CLAIMS 1. A method of encoding a signal using matching pursuits in which the signal, having a predetermined magnitude range, can be represented by a function and an associated function coefficient, the method comprising the steps of: selecting an optimum function and associated function coefficient from a predetermined range of function coefficients to optimally encode a portion of the signal ; characterised in that the selecting step further comprises limiting the range of function coefficients; and selecting the optimum function coefficient from the limited range of function coefficients to encode a portion of the signal within the magnitude range.
2. The method of claim 1, further comprising selecting a plurality functions and associated coefficients to optimally encode a portion of the signal where a portion of the signal cannot be encoded using a single function and associated function coefficient.
3. The method of claim 1 or 2, further comprising setting the limit for the limited range of function coefficients to a predetermined level.
4. The method of claim 1,2, or 3, including supplying the signal as a video signal comprising encoded frames.
5. The method of claim 4, further comprising varying the limit for the limited range of function coefficients according to the type of encoded video frame.
6. The method of claim 4, or 5, further comprising varying the limit for the limited range of function coefficients according to the image content of an encoded frame.
7. The method of any preceding claim, further comprising statistically encoding the encoded signal.
8. Apparatus for encoding a signal using matching pursuits in which the signal, having a predetermined magnitude range, can be represented by a function and an associated function coefficient, the apparatus comprising: a selector for selecting an optimum function and associated function coefficient from a predetermined range of function coefficients to optimally encode a portion of the signal ; characterised in that the selector limits the range of function coefficients; and wherein the selector selects the optimum function coefficient from the limited range of function coefficients to encode a portion of the signal within the magnitude range.

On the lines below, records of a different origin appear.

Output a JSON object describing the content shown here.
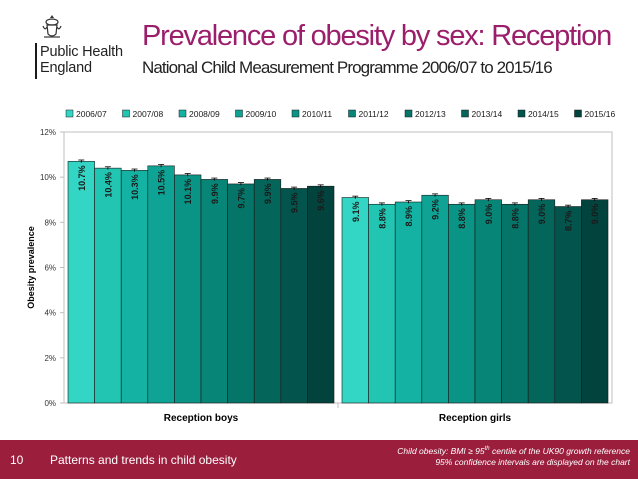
{
  "logo": {
    "line1": "Public Health",
    "line2": "England"
  },
  "title": "Prevalence of obesity by sex: Reception",
  "subtitle": "National Child Measurement Programme 2006/07 to 2015/16",
  "footer": {
    "page_number": "10",
    "title": "Patterns and trends in child obesity",
    "note_prefix": "Child obesity: BMI ≥ 95",
    "note_sup": "th",
    "note_suffix": " centile of the UK90 growth reference",
    "note_line2": "95% confidence intervals are displayed on the chart"
  },
  "chart_data": {
    "type": "bar",
    "categories": [
      "Reception boys",
      "Reception girls"
    ],
    "series": [
      {
        "name": "2006/07",
        "values": [
          10.7,
          9.1
        ],
        "labels": [
          "10.7%",
          "9.1%"
        ],
        "color": "#33d6c4"
      },
      {
        "name": "2007/08",
        "values": [
          10.4,
          8.8
        ],
        "labels": [
          "10.4%",
          "8.8%"
        ],
        "color": "#22c4b2"
      },
      {
        "name": "2008/09",
        "values": [
          10.3,
          8.9
        ],
        "labels": [
          "10.3%",
          "8.9%"
        ],
        "color": "#14b2a2"
      },
      {
        "name": "2009/10",
        "values": [
          10.5,
          9.2
        ],
        "labels": [
          "10.5%",
          "9.2%"
        ],
        "color": "#0ea394"
      },
      {
        "name": "2010/11",
        "values": [
          10.1,
          8.8
        ],
        "labels": [
          "10.1%",
          "8.8%"
        ],
        "color": "#0a9485"
      },
      {
        "name": "2011/12",
        "values": [
          9.9,
          9.0
        ],
        "labels": [
          "9.9%",
          "9.0%"
        ],
        "color": "#078577"
      },
      {
        "name": "2012/13",
        "values": [
          9.7,
          8.8
        ],
        "labels": [
          "9.7%",
          "8.8%"
        ],
        "color": "#057569"
      },
      {
        "name": "2013/14",
        "values": [
          9.9,
          9.0
        ],
        "labels": [
          "9.9%",
          "9.0%"
        ],
        "color": "#04655b"
      },
      {
        "name": "2014/15",
        "values": [
          9.5,
          8.7
        ],
        "labels": [
          "9.5%",
          "8.7%"
        ],
        "color": "#03544c"
      },
      {
        "name": "2015/16",
        "values": [
          9.6,
          9.0
        ],
        "labels": [
          "9.6%",
          "9.0%"
        ],
        "color": "#02443d"
      }
    ],
    "ylabel": "Obesity prevalence",
    "xlabel": "",
    "ylim": [
      0,
      12
    ],
    "yticks": [
      0,
      2,
      4,
      6,
      8,
      10,
      12
    ],
    "ytick_labels": [
      "0%",
      "2%",
      "4%",
      "6%",
      "8%",
      "10%",
      "12%"
    ],
    "legend_position": "top",
    "grid": false,
    "error_bars": true
  }
}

9. The apparatus of claim 8, wherein the selector is adapted to select a plurality functions and associated coefficients to optimally encode a portion of the signal where a portion of the signal cannot be encoded using a single function and associated function coefficient.
10. The apparatus of claim 8 or 9, wherein the selector sets the limit for the range of function coefficients to a predetermined level.
11. The apparatus of claim 8,9, or 10, wherein the signal is a video signal comprising encoded frames.
12. The apparatus of claim 11, wherein the selector sets the limit for the range of function coefficients according to the type each encoded video frame.
13. The apparatus of claim 11, or 12, wherein the selector sets the limit for the limited range of function coefficients according to the image content of each encoded frame.
14. The apparatus of any preceding claim, further comprising statistically encoding the encoded signal.